The Australian Federation Against Copyright Theft (AFACT) has rejected suggestions that it might have a tough time convincing the High Court to take on an appeal of the high-profile case against internet service provider (ISP) iiNet.
The federation argues that iiNet has failed to act on piracy carried out using its networks and should be liable. The bid has been twice thrown out of the Federal Court, including by the Full Bench, and can now only be pursued in the High Court.
AFACT must pitch the case to the High Court by 24 March this year, playing on the significance of the claims at stake. Law experts have said that AFACT may not even need to go to the High Court, because the judgement set out remedies for it to gain ISP cooperation in its fight against piracy. However, AFACT has not ruled out taking the fight further.
Yet an appeal might be a tough sell, according to some experts.
Mallesons Stephen Jaques partner John Swinson said it is hard to ascertain if the High Court would accept the appeal, but noted AFACT will need to come up with "good reasons" to convince time-poor judges who only accept a small percentage of cases.
"They haven't been able to convince four judges and now they have to convince three High Court judges, that's a way to look at it," Swinson said.
RMIT University general counsel John Lambrick said AFACT may find an appeal difficult since it had lost the two prior cases.
"Often it's hard to get special leave to appeal when you've lost a first instance and then on appeal to the Federal Court," Lambrick said.
Yet AFACT executive director Neil Gane rejected the claims the High Court would consider both judgements in agreement if it were to appeal.
"All three judges unanimously disagreed [with the initial finding] that the 112e facilities defence would not have protected iiNet from a finding of authorisation," Gane said.
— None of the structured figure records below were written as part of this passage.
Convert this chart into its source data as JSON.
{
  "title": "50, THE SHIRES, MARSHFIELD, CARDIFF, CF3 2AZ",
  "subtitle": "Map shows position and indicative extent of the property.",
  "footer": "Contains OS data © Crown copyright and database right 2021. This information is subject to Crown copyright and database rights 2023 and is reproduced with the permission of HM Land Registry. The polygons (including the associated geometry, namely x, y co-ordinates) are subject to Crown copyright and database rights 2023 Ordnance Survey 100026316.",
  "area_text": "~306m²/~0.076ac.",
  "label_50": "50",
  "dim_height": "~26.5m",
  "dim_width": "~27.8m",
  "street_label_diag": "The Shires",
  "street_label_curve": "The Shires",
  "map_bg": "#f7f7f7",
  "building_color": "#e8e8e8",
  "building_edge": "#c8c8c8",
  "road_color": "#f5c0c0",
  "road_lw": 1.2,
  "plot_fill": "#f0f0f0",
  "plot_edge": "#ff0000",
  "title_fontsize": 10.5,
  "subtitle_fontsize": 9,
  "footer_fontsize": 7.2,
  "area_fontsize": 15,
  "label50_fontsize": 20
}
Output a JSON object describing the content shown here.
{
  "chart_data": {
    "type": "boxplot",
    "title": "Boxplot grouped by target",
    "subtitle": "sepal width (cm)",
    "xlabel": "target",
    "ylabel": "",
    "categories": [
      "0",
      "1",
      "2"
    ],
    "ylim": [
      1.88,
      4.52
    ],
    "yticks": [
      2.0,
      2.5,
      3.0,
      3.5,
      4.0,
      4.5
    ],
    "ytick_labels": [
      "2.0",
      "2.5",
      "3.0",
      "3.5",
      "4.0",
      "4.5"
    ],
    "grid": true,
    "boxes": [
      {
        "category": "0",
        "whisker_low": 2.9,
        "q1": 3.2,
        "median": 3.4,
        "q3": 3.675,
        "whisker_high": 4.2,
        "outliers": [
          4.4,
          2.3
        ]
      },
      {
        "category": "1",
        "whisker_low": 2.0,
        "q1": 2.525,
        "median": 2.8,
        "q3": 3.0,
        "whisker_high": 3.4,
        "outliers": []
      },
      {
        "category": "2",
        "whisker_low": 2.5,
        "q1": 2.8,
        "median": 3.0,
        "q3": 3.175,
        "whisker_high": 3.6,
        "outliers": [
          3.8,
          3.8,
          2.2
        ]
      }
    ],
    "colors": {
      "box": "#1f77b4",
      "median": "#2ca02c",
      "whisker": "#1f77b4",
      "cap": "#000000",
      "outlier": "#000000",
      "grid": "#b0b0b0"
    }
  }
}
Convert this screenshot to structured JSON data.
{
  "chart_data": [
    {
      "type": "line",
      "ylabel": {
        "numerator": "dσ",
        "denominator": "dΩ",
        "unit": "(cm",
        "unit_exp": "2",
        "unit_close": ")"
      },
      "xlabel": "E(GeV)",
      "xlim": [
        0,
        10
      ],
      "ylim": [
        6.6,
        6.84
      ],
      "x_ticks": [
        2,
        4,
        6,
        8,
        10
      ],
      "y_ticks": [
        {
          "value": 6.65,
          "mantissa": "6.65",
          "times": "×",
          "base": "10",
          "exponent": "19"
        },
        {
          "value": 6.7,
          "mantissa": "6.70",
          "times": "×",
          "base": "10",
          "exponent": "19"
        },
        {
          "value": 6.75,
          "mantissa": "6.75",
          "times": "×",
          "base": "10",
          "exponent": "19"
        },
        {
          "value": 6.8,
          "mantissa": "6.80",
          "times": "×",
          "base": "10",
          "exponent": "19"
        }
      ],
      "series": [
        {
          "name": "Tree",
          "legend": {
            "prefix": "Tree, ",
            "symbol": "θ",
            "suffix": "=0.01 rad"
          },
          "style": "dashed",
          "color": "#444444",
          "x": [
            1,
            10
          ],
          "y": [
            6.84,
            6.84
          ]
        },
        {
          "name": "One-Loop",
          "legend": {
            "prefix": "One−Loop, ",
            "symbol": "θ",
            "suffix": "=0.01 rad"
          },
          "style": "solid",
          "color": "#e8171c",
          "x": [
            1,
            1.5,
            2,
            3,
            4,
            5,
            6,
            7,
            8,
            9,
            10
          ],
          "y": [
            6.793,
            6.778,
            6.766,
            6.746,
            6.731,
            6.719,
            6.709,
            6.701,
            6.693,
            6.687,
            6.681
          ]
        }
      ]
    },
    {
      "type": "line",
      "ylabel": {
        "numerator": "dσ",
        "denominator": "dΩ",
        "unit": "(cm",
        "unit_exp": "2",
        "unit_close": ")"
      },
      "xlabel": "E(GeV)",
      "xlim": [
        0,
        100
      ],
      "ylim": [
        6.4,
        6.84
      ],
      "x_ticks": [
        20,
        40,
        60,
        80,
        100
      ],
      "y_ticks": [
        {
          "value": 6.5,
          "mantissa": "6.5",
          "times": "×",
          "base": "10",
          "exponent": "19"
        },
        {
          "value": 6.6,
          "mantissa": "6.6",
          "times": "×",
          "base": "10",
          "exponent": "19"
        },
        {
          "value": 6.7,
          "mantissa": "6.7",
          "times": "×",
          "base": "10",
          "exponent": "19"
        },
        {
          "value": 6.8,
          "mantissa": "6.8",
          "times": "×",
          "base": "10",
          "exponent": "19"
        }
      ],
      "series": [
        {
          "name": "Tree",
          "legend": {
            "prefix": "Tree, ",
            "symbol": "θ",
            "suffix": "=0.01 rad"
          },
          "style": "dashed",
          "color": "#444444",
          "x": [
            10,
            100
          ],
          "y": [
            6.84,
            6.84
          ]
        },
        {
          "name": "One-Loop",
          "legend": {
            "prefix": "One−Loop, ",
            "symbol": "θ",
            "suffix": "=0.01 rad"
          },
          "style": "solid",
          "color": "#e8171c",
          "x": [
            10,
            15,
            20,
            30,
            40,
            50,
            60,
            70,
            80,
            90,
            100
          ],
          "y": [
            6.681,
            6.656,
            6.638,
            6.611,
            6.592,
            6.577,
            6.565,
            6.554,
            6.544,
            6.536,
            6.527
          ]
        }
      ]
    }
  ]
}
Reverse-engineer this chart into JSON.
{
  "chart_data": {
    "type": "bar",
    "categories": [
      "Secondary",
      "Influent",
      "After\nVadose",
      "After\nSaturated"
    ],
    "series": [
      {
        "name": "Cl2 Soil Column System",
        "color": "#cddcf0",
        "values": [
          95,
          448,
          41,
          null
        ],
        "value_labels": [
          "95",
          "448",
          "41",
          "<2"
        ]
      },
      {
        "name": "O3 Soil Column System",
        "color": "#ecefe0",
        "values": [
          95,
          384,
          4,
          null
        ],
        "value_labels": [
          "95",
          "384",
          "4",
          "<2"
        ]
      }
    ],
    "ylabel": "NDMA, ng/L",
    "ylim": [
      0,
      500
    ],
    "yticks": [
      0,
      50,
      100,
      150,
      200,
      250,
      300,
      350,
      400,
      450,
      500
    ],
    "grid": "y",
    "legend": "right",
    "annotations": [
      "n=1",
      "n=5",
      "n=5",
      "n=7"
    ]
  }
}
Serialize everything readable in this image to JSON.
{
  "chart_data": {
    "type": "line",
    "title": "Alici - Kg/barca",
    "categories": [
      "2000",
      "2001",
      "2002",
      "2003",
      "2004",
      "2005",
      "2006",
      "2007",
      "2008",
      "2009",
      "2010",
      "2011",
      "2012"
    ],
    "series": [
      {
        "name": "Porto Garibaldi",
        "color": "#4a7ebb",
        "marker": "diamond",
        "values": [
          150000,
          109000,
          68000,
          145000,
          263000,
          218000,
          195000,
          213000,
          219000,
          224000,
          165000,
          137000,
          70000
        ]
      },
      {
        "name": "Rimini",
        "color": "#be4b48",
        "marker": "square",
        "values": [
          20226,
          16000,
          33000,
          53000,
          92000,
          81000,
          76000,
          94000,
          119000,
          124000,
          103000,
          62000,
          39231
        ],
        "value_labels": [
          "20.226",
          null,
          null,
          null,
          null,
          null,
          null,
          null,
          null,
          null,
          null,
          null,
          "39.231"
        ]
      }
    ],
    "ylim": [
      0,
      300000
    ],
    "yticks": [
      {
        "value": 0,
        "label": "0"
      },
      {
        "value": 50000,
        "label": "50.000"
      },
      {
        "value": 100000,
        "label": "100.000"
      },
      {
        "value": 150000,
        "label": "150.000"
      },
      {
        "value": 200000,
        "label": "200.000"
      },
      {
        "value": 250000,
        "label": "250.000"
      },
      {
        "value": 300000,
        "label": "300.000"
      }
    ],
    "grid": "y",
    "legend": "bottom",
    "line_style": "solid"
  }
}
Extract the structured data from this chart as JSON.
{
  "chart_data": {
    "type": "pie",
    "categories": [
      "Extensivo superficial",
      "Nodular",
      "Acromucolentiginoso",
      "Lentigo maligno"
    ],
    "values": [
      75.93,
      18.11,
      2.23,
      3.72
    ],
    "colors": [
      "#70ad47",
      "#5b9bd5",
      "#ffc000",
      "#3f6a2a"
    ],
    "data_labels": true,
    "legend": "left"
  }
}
Gane did not say if the federation will appeal. If it does, then iiNet will be able to submit elements of the judgement it wishes to have re-examined. Given lawyers' opinions that ISPs may be liable in the future for piracy on their networks if AFACT changes its notifications, the provider could dispute some sections of the judgement.
Clayton Utz partner John Fairbarn said the High Court would consider the law of authorisation, which has divided the trial and appellant judges, when considering whether to take the case.
"[Authorisation] is quite an important area of copyright law. The High Court hasn't considered it in a long time and given the changes in technology and the way this law is being applied, it's a fairly important issue," Fairbarn said.
"The fact that you've got judgements all reaching slightly different conclusion would indicate that there's a significant degree of uncertainty in this area."